“Be quick, darling,” he said to her one day, as she was leaving the room for a moment to fetch some necessary implement missing from her work-basket. “I hate to have you out of my sight for half a minute more than is inevitable.”

The two were alone together, and he pitched his book across the room impatiently as he spoke. She turned and came back to him.

“Why, I wonder you’re not quite tired of me,” she said, with her sunny smile, bending over him and toying with his hair.

“Tired of you! My Lilian. The only being on earth for me to love.

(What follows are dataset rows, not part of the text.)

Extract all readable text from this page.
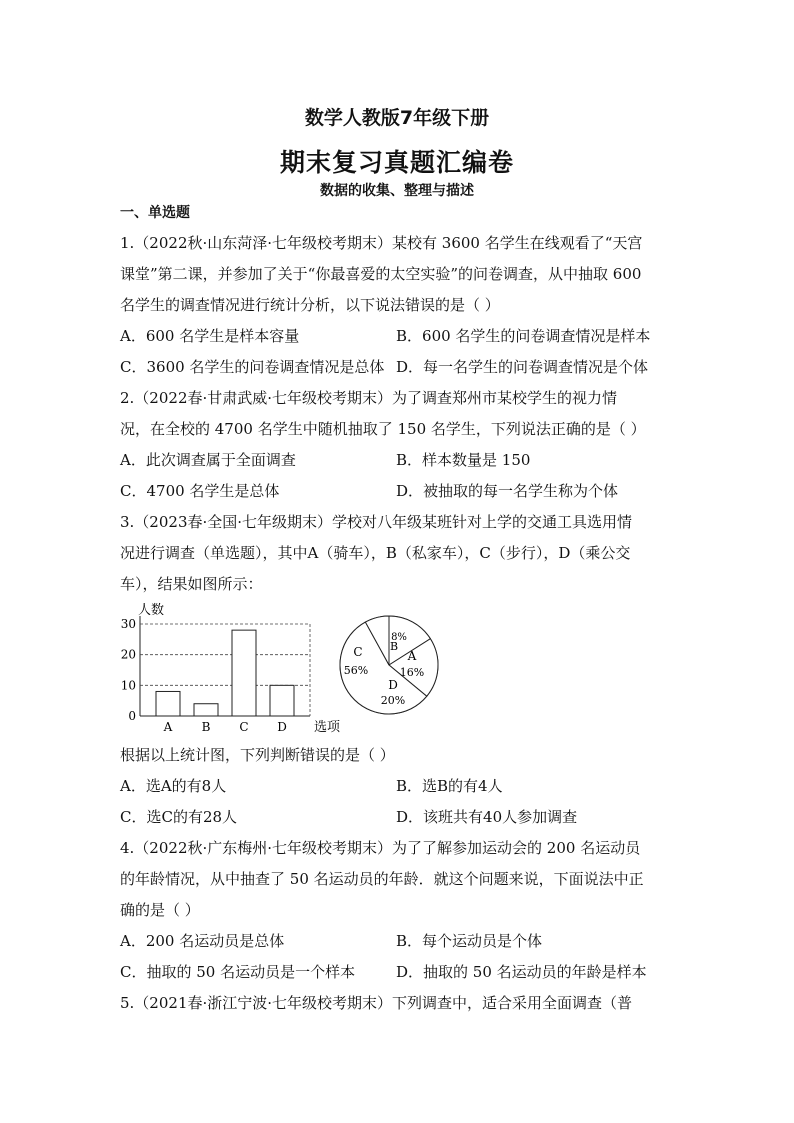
数学人教版7年级下册
期末复习真题汇编卷
数据的收集、整理与描述
一、单选题
1.（2022秋·山东菏泽·七年级校考期末）某校有 3600 名学生在线观看了“天宫
课堂”第二课，并参加了关于“你最喜爱的太空实验”的问卷调查，从中抽取 600
名学生的调查情况进行统计分析，以下说法错误的是（ ）
A．600 名学生是样本容量	B．600 名学生的问卷调查情况是样本
C．3600 名学生的问卷调查情况是总体 D．每一名学生的问卷调查情况是个体
2.（2022春·甘肃武威·七年级校考期末）为了调查郑州市某校学生的视力情
况，在全校的 4700 名学生中随机抽取了 150 名学生，下列说法正确的是（ ）
A．此次调查属于全面调查	B．样本数量是 150
C．4700 名学生是总体	D．被抽取的每一名学生称为个体
3.（2023春·全国·七年级期末）学校对八年级某班针对上学的交通工具选用情
况进行调查（单选题），其中A（骑车），B（私家车），C（步行），D（乘公交
车），结果如图所示：
0
10
20
30
人数
A B C D 选项
A
16%
D
20%
C
56%
B
8%
根据以上统计图，下列判断错误的是（ ）
A．选A的有8人	B．选B的有4人
C．选C的有28人	D．该班共有40人参加调查
4.（2022秋·广东梅州·七年级校考期末）为了了解参加运动会的 200 名运动员
的年龄情况，从中抽查了 50 名运动员的年龄．就这个问题来说，下面说法中正
确的是（ ）
A．200 名运动员是总体	B．每个运动员是个体
C．抽取的 50 名运动员是一个样本	D．抽取的 50 名运动员的年龄是样本
5.（2021春·浙江宁波·七年级校考期末）下列调查中，适合采用全面调查（普
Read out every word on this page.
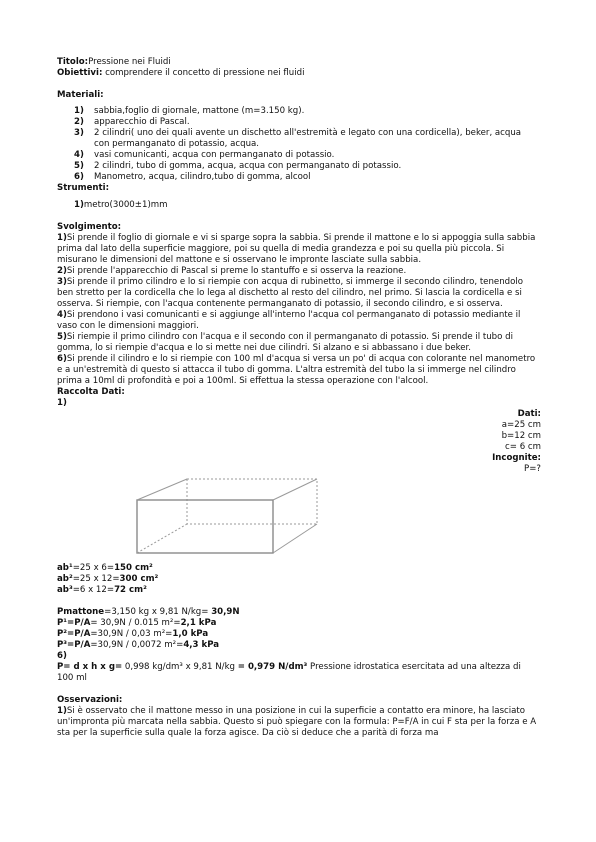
Titolo:Pressione nei Fluidi
Obiettivi: comprendere il concetto di pressione nei fluidi
Materiali:
1)	sabbia,foglio di giornale, mattone (m=3.150 kg).
2)	apparecchio di Pascal.
3)	2 cilindri( uno dei quali avente un dischetto all'estremità e legato con una cordicella), beker, acqua con permanganato di potassio, acqua.
4)	vasi comunicanti, acqua con permanganato di potassio.
5)	2 cilindri, tubo di gomma, acqua, acqua con permanganato di potassio.
6)	Manometro, acqua, cilindro,tubo di gomma, alcool
Strumenti:
1)metro(3000±1)mm
Svolgimento:
1)Si prende il foglio di giornale e vi si sparge sopra la sabbia. Si prende il mattone e lo si appoggia sulla sabbia prima dal lato della superficie maggiore, poi su quella di media grandezza e poi su quella più piccola. Si misurano le dimensioni del mattone e si osservano le impronte lasciate sulla sabbia.
2)Si prende l'apparecchio di Pascal si preme lo stantuffo e si osserva la reazione.
3)Si prende il primo cilindro e lo si riempie con acqua di rubinetto, si immerge il secondo cilindro, tenendolo ben stretto per la cordicella che lo lega al dischetto al resto del cilindro, nel primo. Si lascia la cordicella e si osserva. Si riempie, con l'acqua contenente permanganato di potassio, il secondo cilindro, e si osserva.
4)Si prendono i vasi comunicanti e si aggiunge all'interno l'acqua col permanganato di potassio mediante il vaso con le dimensioni maggiori.
5)Si riempie il primo cilindro con l'acqua e il secondo con il permanganato di potassio. Si prende il tubo di gomma, lo si riempie d'acqua e lo si mette nei due cilindri. Si alzano e si abbassano i due beker.
6)Si prende il cilindro e lo si riempie con 100 ml d'acqua si versa un po' di acqua con colorante nel manometro e a un'estremità di questo si attacca il tubo di gomma. L'altra estremità del tubo la si immerge nel cilindro prima a 10ml di profondità e poi a 100ml. Si effettua la stessa operazione con l'alcool.
Raccolta Dati:
1)
Dati:
a=25 cm
b=12 cm
c= 6 cm
Incognite:
P=?
ab¹=25 x 6=150 cm²
ab²=25 x 12=300 cm²
ab³=6 x 12=72 cm²
Pmattone=3,150 kg x 9,81 N/kg= 30,9N
P¹=P/A= 30,9N / 0.015 m²=2,1 kPa
P²=P/A=30,9N / 0,03 m²=1,0 kPa
P³=P/A=30,9N / 0,0072 m²=4,3 kPa
6)
P= d x h x g= 0,998 kg/dm³ x 9,81 N/kg = 0,979 N/dm³ Pressione idrostatica esercitata ad una altezza di 100 ml
Osservazioni:
1)Si è osservato che il mattone messo in una posizione in cui la superficie a contatto era minore, ha lasciato un'impronta più marcata nella sabbia. Questo si può spiegare con la formula: P=F/A in cui F sta per la forza e A sta per la superficie sulla quale la forza agisce. Da ciò si deduce che a parità di forza ma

The capacity has been kept so long in reserve that now there’s no holding it.”

She bent lower and laid her cheek against his brow. “Yes, Arthur. We are both alone in the world for each other—are we not?” she whispered; then, suddenly escaping from his would-be detaining arm, she darted to the door, turning to flash upon him a bright, loving look before she went out; and he, rising, kicked over a chair and then another, and opened and threw down three or four books without gleaning an idea of their contents, and walked to the window, then back again, and whistled, and otherwise fidgeted outrageously until her return.

Lose not a minute of your happiness, ye two; gather to the full the sweets of the present, even while ye may, for ye know not what the future may have in store. Even yet the war-cloud hangs threatening on the horizon; it has lifted, but has not vanished. Amid the rage of the elements may suddenly fall peace. It is but a lull in the tempest.

To some of his former companions-in-arms, who lived in the town or neighbourhood, Claverton was an unfailing source of wonder.

“I should never have known the fellow,” one of them would say, as they discussed him among themselves. “Why, most of us in camp used to look upon Claverton as a man with no more heart than a stone. A fellow who would close the eyes of his twin brother and then sit down to a jolly good breakfast, and crack a joke about it,”—the speaker’s idea of the acme of callousness. “And now he’s making a perfect fool of himself about a girl—hardly leaves her for a moment, they say. I can’t understand it,” and the speaker knocked the ashes out of his pipe with a jerk and a shrug, implying half pity, half contempt.

“You could if you had seen her,” said another, quietly. “She’s awfully fetching.”

“So I’m told. But still—such a hard nail as Claverton. I can’t make it out.”